Frage: Die Medien haben in den vergangenen Monaten so viel über das Thema sexuelle Gewalt in Indien berichtet wie kaum zuvor. Das müsste Ihnen im Kampf für Frauenrechte doch nützen oder?
George: Der Missbrauch von Frauen ist eine chronische Krankheit in unserer Gesellschaft. Die heftige Diskussion nach der brutalen Gruppenvergewaltigung und Misshandlung der 23-jährigen Studentin in Delhi, die Anfang des Jahres gestorben ist, hat die mediale Büchse der Pandora geöffnet: Die Medien haben viele Fälle von Vergewaltigungen ans Licht gebracht, über die man zuvor nichts berichtete oder die von den Strafverfolgungsbehörden ignoriert worden waren. Es wird täglich neu über Vergewaltigungen berichtet.
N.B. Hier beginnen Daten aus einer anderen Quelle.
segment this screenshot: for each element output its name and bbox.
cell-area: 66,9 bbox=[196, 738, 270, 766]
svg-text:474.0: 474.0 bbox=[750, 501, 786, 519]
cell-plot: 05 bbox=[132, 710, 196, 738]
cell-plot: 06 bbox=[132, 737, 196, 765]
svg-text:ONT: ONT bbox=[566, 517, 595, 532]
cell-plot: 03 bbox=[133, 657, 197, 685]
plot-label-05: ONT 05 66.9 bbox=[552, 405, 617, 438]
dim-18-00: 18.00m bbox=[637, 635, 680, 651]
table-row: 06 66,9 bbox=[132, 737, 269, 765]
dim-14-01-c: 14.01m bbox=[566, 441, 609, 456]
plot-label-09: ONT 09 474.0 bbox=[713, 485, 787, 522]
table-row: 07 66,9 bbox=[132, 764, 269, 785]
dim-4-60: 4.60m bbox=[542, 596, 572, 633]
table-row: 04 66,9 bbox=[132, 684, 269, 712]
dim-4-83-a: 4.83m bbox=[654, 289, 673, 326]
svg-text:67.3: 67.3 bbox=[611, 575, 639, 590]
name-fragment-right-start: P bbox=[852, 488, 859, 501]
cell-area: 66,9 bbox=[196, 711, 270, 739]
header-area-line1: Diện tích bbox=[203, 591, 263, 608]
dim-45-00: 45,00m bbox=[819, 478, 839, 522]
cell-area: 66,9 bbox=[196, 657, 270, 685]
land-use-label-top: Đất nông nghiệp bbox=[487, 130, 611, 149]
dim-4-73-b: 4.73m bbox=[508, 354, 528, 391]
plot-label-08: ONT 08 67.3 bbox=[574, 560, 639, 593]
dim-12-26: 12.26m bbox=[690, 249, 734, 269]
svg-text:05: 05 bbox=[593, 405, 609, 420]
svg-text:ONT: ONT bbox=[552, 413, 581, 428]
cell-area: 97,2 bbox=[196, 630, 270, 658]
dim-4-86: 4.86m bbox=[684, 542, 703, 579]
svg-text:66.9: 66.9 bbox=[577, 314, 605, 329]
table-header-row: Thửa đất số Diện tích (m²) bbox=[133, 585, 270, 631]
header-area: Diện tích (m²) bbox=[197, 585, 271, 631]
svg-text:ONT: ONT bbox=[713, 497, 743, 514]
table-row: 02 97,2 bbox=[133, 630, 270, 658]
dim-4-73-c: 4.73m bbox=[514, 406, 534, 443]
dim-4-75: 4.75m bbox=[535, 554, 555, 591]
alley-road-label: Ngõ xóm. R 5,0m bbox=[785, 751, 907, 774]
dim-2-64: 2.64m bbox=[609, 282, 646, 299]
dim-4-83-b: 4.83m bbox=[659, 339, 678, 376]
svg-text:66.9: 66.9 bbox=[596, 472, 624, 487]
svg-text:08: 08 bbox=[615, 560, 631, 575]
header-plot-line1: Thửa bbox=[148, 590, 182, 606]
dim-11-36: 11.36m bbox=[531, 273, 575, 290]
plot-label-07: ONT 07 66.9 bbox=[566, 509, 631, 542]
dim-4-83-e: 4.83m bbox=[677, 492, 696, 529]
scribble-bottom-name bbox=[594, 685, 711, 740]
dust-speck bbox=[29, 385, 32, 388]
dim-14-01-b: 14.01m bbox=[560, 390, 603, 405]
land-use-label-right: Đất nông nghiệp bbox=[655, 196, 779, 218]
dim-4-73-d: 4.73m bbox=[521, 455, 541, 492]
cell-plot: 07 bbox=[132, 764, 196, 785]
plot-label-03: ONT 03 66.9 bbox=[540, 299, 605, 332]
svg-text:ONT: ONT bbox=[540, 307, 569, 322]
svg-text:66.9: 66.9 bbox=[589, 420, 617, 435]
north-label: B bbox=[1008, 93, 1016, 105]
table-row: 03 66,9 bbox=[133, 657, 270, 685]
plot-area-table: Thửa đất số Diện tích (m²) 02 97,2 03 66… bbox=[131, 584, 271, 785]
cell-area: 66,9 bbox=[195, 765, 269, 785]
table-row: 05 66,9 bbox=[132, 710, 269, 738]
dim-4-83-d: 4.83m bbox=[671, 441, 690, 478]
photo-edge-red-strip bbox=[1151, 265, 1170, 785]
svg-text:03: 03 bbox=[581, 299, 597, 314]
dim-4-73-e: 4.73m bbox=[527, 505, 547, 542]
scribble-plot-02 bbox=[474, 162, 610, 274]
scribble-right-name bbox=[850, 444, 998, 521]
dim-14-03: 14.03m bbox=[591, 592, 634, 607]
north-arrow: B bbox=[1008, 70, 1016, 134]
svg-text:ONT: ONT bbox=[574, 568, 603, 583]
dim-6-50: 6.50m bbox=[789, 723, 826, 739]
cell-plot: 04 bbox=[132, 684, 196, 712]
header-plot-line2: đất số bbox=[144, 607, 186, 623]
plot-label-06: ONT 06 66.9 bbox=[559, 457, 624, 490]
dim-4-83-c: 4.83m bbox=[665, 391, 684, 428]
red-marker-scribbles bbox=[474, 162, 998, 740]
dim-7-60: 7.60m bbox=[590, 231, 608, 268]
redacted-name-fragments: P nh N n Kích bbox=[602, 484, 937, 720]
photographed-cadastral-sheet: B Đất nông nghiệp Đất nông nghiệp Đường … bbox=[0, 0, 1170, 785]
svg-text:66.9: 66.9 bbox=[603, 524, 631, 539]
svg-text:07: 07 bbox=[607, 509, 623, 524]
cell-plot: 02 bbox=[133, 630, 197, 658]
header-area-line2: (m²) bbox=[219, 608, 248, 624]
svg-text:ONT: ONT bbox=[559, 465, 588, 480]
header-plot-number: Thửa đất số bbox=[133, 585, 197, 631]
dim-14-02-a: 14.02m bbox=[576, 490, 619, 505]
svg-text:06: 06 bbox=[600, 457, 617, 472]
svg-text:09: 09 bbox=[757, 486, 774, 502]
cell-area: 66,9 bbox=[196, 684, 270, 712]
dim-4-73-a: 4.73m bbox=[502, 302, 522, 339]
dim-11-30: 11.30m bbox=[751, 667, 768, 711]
Der landesweite Protest, der durch den Vorfall in Delhi startete, hat auch Reformen im Justizbereich bei den Vergewaltigungsverfahren in Form von Schnellverfahren hervorgebracht, die ich als positive Signale werte. Denn ein Urteil, das erst nach zwei oder drei Jahren gefällt wird –, mit der Option auf Berufung – kann für die Frauen keine Gerechtigkeit bedeuten. Deshalb ist es ein Muss, dass der Weg, eigene Gerichtsverfahren für den Umgang mit Vergewaltigungen einzurichten, so wie es die Regierung in manchen Städten schon umgesetzt hat, weiter begangen wird. Sonst ist die Situation für die Frauen nach wie vor dieselbe.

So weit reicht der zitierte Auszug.